Unlike the bus network, Turkey's rail network is fairly poor. However, a few high-speed trains have recently been introduced on the busy Istanbul to Ankara and Ankara to Konya route with premium fares to match their higher quality. On all other routes, train fares are cheaper than bus fares. By paying extra, you can sleep in a couchette or in a sleeper carriage on most of the longer overnight journeys. Recently, TCDD ( has introduced monthly railcards for travel around Turkey. Otherwise, there are 20% discounts for return trips for students.    

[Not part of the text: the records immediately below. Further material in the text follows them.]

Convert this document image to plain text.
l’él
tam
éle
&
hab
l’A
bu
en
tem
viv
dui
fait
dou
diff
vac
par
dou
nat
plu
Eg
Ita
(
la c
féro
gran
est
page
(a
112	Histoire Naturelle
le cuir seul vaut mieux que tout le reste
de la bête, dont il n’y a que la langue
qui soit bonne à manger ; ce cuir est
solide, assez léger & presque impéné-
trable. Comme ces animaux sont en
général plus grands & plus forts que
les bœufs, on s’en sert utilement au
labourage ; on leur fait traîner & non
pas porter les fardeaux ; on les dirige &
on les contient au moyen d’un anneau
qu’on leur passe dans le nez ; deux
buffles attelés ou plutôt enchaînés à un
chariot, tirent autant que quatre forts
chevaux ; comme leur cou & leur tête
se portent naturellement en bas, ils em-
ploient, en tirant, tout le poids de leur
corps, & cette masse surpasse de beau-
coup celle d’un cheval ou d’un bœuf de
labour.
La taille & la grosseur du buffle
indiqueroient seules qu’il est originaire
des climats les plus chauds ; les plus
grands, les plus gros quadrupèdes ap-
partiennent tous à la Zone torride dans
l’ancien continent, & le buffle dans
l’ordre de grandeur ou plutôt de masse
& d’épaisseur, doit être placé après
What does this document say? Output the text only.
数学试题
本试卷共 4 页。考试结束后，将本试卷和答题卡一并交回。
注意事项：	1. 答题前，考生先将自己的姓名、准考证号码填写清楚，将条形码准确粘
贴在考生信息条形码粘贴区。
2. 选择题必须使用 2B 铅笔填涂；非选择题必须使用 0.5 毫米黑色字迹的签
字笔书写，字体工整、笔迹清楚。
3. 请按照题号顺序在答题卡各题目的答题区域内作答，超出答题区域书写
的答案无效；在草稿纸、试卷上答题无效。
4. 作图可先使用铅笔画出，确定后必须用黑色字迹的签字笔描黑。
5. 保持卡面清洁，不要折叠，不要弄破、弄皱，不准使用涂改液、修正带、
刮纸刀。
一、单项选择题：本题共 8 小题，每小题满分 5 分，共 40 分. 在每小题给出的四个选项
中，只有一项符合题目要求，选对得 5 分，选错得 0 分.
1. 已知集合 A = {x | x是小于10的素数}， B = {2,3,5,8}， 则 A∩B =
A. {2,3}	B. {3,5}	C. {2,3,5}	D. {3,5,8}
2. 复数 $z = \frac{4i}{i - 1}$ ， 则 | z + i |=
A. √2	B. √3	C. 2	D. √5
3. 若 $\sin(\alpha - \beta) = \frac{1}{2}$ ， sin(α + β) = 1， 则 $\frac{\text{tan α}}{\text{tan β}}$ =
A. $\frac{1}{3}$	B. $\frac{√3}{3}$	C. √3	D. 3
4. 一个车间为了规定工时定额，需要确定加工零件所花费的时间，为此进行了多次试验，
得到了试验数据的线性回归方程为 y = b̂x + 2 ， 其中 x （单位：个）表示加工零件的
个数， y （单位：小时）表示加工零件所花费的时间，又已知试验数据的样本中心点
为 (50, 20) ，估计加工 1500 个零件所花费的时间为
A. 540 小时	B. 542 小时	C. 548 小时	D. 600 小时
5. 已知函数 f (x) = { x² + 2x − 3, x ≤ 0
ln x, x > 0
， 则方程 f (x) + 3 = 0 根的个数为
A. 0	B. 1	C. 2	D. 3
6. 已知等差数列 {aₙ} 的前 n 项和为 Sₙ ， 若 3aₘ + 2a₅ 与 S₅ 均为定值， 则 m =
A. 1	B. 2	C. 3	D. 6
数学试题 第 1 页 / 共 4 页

With the start of new private airlines serving domestic destinations, air transportation has become cheaper. Several private airlines operate on a number of new routes. Most offer cheap fares, although you need to book early to get a discount at some airlines. Fares operate on a one-way basis with no reductions for round trips and no air passes available.

Major Bus Companies

     • Ulusoy Turizm :
     • Varan Turizm :
     • Kamil Koc Turizm :
     • Pamukkale Turizm :
     • Metro Turizm :
     • Nilufer Turizm :

In-Town Transport

Within towns the local authorities normally provide bus services. These are usually fairly frequent except late at night and fares are generally low.
Similar to intercity train services, train services inside towns are also pretty poor. There are limited train services in Istanbul, Ankara and Izmir.

If you live in Izmir or Istanbul, you will find that the most pleasant way of getting about the city is by ferry. Inner-city ferries are cheap, regular and usually fairly comfortable. Istanbul has also some enclosed, high-speed seabus services on the longer routes, e.g. to the Princes Islands. 

Increasingly the larger towns depend on tram and metro services to move people from place to place. Istanbul has the most comprehensive tram and metro network and this is still in the process of expansion. Similarly, Ankara, Izmir, Eskisehir and Adana have got their own metro systems.

Most of the bigger cities also have dolmus services on popular routes. Usually these are minibuses which leave as and when they fill up. 

Within major cities, it is possible for regular users of public transport to buy payment cards that not only give them a discount but also save them from having to queue for tickets. There are also reduced prices for students. In Turkey, students and teachers can obtain cards entitling them to discounts on public transport.